Multi-objective non-dominating solution based algorithms have been used to solve optimization problems as an effective strategy. Different objective functions have been studied, many types of optimization techniques have been used, and various kinds of constraints and limitations have been applied in the optimization of DG connected to the grid. Power losses and cost functions have been simultaneously minimized by finding the optimum size and location of PV- and WT-based DG through applying the non-dominated sorting genetic algorithm II (NSGA-II) [34]. Sizing and allocation of multiple DGs with unity power factor and capacitor bank have been adjusted to optimize different objective functions. Three objective functions are optimized in parallel: total power loss, voltage deviation, and load-balancing using multi-objective (hybrid weight improved particle swarm optimization (WIPSO)-gravitational search algorithm (GSA)) or (WIPSO-GSA) [35]. The multi-objective particle swarm optimization (MOPSO) algorithm has been applied to optimize two different objective functions simultaneously: cost function, and the total power losses during failures [36]. Grid-based multi-objective harmony search algorithm (GrMHSA) has been used to determine the optimal location and capacity of DG. This is to minimize multi-objectives simultaneously, total voltage deviation, active and reactive power loss [37]. Active power loss and Fast Voltage Stability Index (FVSI)) have been simultaneously minimized using multi-objective chaotic mutation immune evolutionary programming (MOCMIEP) through determining the best size and location of distributed generation photovoltaic (DGPV) [38].
The voltage deviation at any bus is the difference between the source voltage (reference voltage) and node voltage at each bus. It would be preferred that it be minimized. The voltage deviation index is expected to be one of the most important indices for safe operation, power quality, and increasing demand; it may result gradually in deteriorating voltage stability; the voltage may collapse, and increasing node voltages may reduce reactive power losses in the system [39,40].
Voltage instability has a damaging impact on the power system which in some cases may lead to partial or total blackout. Voltage Stability Index (VSI)is an indication of the voltage level at any bus, that level must be maintained within acceptable limits. It must be always greater than zero. VSI is mainly used to determine the most sensitive buses which have the lowest VSI. The maximizing voltage stability index has been introduced as an objective function in optimizing the size and location of DG in many pieces of research. DG must be allocated at buses with the lowest VSI (most sensitive) in order to increase system stability at that point in the system [41,42].
Due to the importance of power system efficiency and fixed voltage level, minimizing power loss and improving system voltage is expected to be a major objective function.
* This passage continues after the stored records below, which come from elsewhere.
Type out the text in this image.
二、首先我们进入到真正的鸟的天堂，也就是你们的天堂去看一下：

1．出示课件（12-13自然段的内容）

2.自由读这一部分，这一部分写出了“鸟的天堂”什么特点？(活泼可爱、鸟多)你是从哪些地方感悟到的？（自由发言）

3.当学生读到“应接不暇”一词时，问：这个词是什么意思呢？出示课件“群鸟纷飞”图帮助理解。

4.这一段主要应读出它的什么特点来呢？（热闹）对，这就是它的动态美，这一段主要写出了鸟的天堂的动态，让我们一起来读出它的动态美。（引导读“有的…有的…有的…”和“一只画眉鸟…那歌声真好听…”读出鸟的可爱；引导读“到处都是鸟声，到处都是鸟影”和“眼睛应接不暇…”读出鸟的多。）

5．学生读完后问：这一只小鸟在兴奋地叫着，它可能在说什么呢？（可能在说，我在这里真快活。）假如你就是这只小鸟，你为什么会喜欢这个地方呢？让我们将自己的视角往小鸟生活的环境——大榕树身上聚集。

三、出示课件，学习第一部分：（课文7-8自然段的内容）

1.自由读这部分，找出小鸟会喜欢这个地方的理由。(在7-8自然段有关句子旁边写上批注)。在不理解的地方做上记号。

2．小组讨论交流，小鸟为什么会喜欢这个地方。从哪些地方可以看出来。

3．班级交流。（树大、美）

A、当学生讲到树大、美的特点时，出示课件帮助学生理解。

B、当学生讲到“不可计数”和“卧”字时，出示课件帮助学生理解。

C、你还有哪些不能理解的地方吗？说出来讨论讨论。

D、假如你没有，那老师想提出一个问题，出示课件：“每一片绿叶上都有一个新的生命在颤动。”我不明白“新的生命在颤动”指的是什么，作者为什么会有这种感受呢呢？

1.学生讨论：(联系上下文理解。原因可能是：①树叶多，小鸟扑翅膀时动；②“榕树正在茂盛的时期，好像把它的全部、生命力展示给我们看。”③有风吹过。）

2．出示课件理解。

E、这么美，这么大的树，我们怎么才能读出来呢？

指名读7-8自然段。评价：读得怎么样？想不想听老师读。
Many pieces of research added some objective functions besides power loss and voltage profile. The most known objective functions besides power loss and voltage profile are reactive power loss, voltage stability index, investment cost, operational cost, total harmonic distortion, and system load ability, which have been introduced as a weighted sum multi-objective function to determine best site and size of DG integrated with DN [43,44,45,46,47,48,49,50].
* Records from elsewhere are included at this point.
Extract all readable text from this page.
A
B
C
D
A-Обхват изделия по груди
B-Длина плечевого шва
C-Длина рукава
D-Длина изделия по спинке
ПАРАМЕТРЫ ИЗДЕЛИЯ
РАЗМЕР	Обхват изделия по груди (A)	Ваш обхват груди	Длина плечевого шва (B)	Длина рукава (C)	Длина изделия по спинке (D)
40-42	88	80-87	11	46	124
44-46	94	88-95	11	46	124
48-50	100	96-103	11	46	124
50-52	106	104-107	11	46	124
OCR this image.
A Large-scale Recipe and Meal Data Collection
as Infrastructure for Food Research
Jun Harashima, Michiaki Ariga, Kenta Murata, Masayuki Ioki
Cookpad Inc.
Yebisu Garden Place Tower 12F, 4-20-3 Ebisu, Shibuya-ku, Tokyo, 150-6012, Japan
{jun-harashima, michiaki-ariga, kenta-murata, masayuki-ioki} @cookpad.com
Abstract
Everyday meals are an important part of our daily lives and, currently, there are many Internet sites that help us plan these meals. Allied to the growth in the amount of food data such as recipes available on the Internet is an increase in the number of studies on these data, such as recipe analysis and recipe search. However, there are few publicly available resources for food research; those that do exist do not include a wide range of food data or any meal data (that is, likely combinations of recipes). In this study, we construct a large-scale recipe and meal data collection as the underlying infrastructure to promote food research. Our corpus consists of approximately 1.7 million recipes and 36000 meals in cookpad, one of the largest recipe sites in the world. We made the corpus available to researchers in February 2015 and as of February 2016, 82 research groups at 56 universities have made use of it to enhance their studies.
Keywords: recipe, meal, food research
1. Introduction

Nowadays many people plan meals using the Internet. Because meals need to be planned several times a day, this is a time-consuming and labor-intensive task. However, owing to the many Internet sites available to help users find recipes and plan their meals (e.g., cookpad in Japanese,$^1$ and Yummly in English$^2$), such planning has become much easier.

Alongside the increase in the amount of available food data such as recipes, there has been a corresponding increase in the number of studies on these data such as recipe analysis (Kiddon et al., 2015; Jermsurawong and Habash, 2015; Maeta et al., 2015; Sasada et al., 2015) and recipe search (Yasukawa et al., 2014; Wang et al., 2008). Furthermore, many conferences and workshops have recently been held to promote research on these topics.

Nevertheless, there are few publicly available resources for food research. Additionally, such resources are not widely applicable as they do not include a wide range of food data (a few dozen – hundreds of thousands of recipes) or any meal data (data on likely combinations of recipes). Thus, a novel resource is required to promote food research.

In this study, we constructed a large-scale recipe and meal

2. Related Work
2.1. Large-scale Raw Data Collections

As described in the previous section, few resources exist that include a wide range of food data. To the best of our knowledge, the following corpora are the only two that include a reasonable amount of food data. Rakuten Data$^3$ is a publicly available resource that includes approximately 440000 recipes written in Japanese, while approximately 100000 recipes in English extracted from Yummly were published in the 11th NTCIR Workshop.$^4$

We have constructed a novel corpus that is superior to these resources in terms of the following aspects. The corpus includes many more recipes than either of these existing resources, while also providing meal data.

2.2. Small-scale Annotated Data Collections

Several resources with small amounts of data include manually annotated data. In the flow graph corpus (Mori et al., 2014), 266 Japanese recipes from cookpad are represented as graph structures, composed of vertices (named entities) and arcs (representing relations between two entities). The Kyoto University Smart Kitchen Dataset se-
Not all optimization algorithms are suitable for solving multi-objective problems. The weight sum method is suitable to modify multi-objective functions into a single objective one. It makes matters easy for different types of algorithms to cope with multi-objective problems. This method provides a dominated solution based on pre-determined weight factors. The decision-maker should accurately determine weight factors to achieve good results. Many optimization techniques have been used to optimize size and location in order to improve voltage profile and minimize power loss. Applying three different objective functions such as minimizing power loss, maximizing voltage stability index, and minimizing voltage deviation provide good results in improving power quality and enhancing system efficiency. Many optimization techniques have been applied based on these three objective functions. These techniques are the quasi-oppositional differential evolution Lévy flights algorithm (QODELFA), a novel stochastic fractal search algorithm (SFSA), genetics algorithm (GA), a comprehensive teaching learning-based optimization (CTLBO) technique, ant-lion optimization algorithm (ALOA), improved Harris Hawks optimizer (IHHO), and multi-objective improved Harris Hawks (MOIHHO) [51,52,53,54,55,56,57,58].
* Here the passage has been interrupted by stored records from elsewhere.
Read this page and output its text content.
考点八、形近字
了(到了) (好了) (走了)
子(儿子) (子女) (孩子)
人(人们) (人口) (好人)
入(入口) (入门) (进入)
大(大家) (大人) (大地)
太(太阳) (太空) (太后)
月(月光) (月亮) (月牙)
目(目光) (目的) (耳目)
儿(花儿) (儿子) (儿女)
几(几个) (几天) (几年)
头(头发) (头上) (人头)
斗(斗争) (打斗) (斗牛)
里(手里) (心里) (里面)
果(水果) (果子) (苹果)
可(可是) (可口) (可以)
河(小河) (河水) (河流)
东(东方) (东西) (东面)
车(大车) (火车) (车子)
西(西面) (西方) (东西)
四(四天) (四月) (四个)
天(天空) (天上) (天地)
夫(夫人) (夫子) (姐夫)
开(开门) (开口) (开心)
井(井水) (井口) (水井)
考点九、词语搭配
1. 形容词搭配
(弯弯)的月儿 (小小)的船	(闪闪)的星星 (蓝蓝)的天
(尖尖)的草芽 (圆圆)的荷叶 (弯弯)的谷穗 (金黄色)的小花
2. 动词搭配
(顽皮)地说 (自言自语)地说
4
Bio-inspired optimization algorithms are artificial intelligence algorithms based on the characteristics or behaviors of living creatures. They are mostly inspired by the behaviors of insects, birds, fish, or any group-living animals. Many complicated industrial and engineering problems have been solved using bio-inspired optimization techniques. They also have many features that can be extensively used. For instance, they are flexible, simple, easy to understand and implement; they have the ability to avoid trapping in local optima. Swarm intelligence (SI)-based algorithms are types of bio-inspired meta-heuristic algorithms that consider that a group of individuals (SWARM) provides a better solution compared to that of separate individuals. Compared to the evolutionary type algorithm, swarm intelligence has fewer operators, fewer parameters, memorization of best results, and ease of implementation. The manta ray foraging optimizer (MRFO) is one of the swarm intelligence (SI) based algorithms that imitate foraging behaviors - chain, cyclone, and somersault of manta rays [59].
MRFOA is a new powerful optimization algorithm. In this paper, the MRFO algorithm has been applied for the first time to optimize multi-objective problems. The multi-objective problem is converted into a single objective one using the weight sum method. Optimizing power loss, voltage deviation, and voltage stability index have been achieved through optimizing the size and location of DG units connected to the radial power system. Two radial distributed power systems are integrated with three DG units, 33-bus, and 69 bus systems. The efficiency of the proposed technique is investigated through optimizing DG units with different power factors. The rest of the paper is organized as follows: Section 2, the foraging strategies of manta ray, especially those simulated in the MRFO algorithm, are explained briefly. Then, the problem is formulated in Section 3, i.e., power flow analysis, objective function; and constraints are explained in Section 3. The mathematical model of MRFO is simulated in Section 4. The simulation results, the parameters of power systems, and the parameters of the optimization algorithm are described in Section 5. Finally, the conclusions and future work are listed in Section 6.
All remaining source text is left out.